Written by Eusra Mahadi

It is very difficult to focus on all of the SDGs while also trying to decrease carbon emissions and limit the climate temperature to 1.5°C above pre-industrial levels. The SDGs focus on improving the current world situation with the help of all countries, but challenges are much greater for undeveloped countries than developed countries at this stage.

For example, SDG 9 aims to “build resilient infrastructure, promote inclusive and sustainable industrialisation and foster innovation”. This implies that countries should focus on affordable and equitable access for all such as trans-border infrastructure which will support economic development and human well-being, retrofitting industries to make them sustainable, efficient and innovative. However, this change and innovation is more feasible in developed countries such as UK, USA and the UAE, and much harder in poorer countries in areas such as South America, Africa, Asia. Therefore, the SDGs need to take in to consideration the poorer countries when thinking about developments, and how poorer countries will finance the required innovation.

This sort of development will require energy, which also increases carbon emissions.

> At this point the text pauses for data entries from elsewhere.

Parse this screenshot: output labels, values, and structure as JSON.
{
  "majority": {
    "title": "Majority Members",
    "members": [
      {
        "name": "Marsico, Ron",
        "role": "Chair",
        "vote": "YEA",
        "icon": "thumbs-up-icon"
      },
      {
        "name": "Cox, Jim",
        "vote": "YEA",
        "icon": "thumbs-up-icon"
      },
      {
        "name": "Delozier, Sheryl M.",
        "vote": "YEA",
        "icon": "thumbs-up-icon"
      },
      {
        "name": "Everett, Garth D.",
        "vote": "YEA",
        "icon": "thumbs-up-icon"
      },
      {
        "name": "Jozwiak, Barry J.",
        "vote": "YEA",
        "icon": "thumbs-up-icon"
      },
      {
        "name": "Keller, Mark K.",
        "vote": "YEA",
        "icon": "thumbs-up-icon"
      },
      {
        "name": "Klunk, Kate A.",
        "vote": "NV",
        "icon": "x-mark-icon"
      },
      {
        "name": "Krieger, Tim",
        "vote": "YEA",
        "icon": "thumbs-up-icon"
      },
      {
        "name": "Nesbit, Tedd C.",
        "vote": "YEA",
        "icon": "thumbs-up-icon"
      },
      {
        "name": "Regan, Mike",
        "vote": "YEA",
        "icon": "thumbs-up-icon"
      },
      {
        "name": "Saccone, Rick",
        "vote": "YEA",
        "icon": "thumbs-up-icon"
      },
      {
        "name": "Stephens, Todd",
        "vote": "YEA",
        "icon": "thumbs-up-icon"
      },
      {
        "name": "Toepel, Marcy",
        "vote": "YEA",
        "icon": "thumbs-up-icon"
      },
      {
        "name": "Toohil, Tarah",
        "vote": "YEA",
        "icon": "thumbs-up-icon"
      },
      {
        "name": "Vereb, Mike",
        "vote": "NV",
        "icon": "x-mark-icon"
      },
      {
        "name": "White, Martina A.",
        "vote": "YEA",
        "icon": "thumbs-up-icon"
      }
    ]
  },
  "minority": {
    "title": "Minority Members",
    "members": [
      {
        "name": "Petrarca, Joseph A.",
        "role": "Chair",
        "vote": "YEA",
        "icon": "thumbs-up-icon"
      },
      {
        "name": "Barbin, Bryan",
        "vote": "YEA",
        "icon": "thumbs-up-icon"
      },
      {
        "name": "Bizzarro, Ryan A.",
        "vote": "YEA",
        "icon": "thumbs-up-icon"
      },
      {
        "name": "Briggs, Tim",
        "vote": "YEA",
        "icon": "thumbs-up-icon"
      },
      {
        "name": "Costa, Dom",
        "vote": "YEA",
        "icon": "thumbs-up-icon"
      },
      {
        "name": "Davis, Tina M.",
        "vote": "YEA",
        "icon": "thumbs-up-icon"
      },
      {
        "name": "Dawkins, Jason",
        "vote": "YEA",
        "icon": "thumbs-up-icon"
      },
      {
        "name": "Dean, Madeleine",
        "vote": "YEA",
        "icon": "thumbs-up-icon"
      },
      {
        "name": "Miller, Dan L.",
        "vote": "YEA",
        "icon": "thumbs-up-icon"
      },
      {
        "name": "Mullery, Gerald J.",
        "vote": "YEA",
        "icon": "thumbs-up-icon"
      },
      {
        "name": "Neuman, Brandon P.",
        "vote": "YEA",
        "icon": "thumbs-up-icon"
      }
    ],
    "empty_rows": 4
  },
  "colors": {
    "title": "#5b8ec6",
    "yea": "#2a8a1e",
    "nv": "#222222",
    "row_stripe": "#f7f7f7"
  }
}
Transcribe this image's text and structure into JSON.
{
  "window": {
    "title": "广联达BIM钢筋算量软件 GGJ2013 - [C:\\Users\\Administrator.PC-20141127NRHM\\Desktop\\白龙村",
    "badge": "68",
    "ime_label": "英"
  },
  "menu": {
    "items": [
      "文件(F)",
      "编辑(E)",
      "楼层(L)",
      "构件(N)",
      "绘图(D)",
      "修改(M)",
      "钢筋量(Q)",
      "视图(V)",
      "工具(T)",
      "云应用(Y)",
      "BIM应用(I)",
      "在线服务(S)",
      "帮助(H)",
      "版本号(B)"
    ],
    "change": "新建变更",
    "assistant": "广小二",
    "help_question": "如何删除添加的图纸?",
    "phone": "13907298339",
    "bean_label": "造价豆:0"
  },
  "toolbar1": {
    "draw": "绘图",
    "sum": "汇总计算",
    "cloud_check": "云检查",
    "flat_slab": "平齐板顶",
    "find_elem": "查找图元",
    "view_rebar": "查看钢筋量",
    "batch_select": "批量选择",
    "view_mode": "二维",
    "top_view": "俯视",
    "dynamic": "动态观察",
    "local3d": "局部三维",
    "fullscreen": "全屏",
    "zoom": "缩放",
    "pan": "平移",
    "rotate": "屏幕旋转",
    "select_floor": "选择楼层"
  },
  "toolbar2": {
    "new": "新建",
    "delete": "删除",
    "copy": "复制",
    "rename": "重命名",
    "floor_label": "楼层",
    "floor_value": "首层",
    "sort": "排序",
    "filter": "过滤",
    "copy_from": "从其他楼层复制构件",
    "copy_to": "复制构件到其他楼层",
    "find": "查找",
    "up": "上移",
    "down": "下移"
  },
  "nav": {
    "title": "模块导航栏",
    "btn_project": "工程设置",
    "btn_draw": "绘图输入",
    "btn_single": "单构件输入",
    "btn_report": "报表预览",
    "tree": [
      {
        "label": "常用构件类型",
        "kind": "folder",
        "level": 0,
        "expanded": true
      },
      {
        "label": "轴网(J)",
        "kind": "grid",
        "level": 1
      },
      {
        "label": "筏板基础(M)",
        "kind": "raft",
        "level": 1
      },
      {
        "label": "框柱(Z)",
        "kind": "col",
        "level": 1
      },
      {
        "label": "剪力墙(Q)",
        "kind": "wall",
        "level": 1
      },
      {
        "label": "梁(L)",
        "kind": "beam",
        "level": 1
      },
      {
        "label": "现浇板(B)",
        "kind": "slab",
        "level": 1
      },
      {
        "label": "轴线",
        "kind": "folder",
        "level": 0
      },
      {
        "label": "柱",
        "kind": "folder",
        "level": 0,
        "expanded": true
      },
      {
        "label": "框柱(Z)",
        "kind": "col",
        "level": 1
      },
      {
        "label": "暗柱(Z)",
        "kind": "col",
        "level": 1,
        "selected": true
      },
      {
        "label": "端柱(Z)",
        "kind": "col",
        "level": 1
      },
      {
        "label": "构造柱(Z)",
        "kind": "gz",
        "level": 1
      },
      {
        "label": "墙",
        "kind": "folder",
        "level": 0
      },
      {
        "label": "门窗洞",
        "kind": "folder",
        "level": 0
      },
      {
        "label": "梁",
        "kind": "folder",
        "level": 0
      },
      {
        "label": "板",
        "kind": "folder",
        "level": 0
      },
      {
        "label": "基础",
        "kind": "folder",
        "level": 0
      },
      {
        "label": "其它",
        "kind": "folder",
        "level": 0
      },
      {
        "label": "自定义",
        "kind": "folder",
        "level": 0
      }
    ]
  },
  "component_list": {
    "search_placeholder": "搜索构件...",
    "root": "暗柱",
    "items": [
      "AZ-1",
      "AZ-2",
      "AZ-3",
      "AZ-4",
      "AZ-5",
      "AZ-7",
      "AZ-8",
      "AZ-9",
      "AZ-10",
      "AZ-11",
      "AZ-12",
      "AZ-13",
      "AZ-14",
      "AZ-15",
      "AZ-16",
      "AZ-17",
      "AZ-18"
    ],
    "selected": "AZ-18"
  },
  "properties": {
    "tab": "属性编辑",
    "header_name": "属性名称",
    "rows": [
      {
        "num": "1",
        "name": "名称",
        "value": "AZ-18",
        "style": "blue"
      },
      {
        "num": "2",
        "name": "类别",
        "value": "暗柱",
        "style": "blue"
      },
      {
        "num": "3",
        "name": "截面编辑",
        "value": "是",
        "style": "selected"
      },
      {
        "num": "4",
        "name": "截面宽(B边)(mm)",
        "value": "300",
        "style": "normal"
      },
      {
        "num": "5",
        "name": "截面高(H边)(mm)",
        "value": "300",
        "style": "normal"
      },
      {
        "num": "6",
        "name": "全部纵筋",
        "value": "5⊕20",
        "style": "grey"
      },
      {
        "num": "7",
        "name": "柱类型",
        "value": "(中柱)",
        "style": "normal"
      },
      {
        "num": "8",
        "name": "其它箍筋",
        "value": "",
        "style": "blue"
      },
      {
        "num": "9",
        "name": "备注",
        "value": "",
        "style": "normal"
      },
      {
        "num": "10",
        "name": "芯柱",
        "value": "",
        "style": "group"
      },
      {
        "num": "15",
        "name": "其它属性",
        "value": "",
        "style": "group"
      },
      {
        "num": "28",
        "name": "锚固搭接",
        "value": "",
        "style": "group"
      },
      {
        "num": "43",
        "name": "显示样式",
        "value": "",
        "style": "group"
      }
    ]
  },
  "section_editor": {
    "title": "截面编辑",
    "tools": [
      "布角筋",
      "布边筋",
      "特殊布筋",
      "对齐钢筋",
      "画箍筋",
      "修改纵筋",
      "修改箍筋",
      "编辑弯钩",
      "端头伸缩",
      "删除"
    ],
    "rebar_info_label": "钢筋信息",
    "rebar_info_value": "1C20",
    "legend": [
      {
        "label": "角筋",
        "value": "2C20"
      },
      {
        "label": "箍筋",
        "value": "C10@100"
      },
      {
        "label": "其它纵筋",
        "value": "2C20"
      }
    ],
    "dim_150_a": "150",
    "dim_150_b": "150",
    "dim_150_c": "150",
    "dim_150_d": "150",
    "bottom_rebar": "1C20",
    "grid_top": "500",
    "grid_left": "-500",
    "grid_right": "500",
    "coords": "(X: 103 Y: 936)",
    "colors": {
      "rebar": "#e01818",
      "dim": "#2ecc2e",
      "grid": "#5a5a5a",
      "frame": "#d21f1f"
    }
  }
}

Therefore, it is difficult to focus on SDG 9 when there has been a decision of limiting temperatures to 1.5°C. For example, in China the current CO2 emissions are 10,641 million tonnes per annum and 7.7 tonnes emissions (per annum) per capita; the causes of increase in current emissions in China are the country’s large economy and population. Also there’s too much being produced rather than consumed or used, therefore the surplus production is not being used efficiently. Therefore, it is clear that emerging economies are producing a lot, and building more infrastructure, and that this is causing a lot of issues towards carbon emissions.

The priority should be to limiting climate change to 1.5°C. However, this does not have to be contradictory to the priorities of developing and emerging economies. For example, China has stated that their main concerns and priorities are taking care of their economic development, decreasing the overheating economy and also addressing concerns with local air quality issues. These all will be improved if carbon emissions are decreased drastically and also the temperature rise is limited to 1.5°C.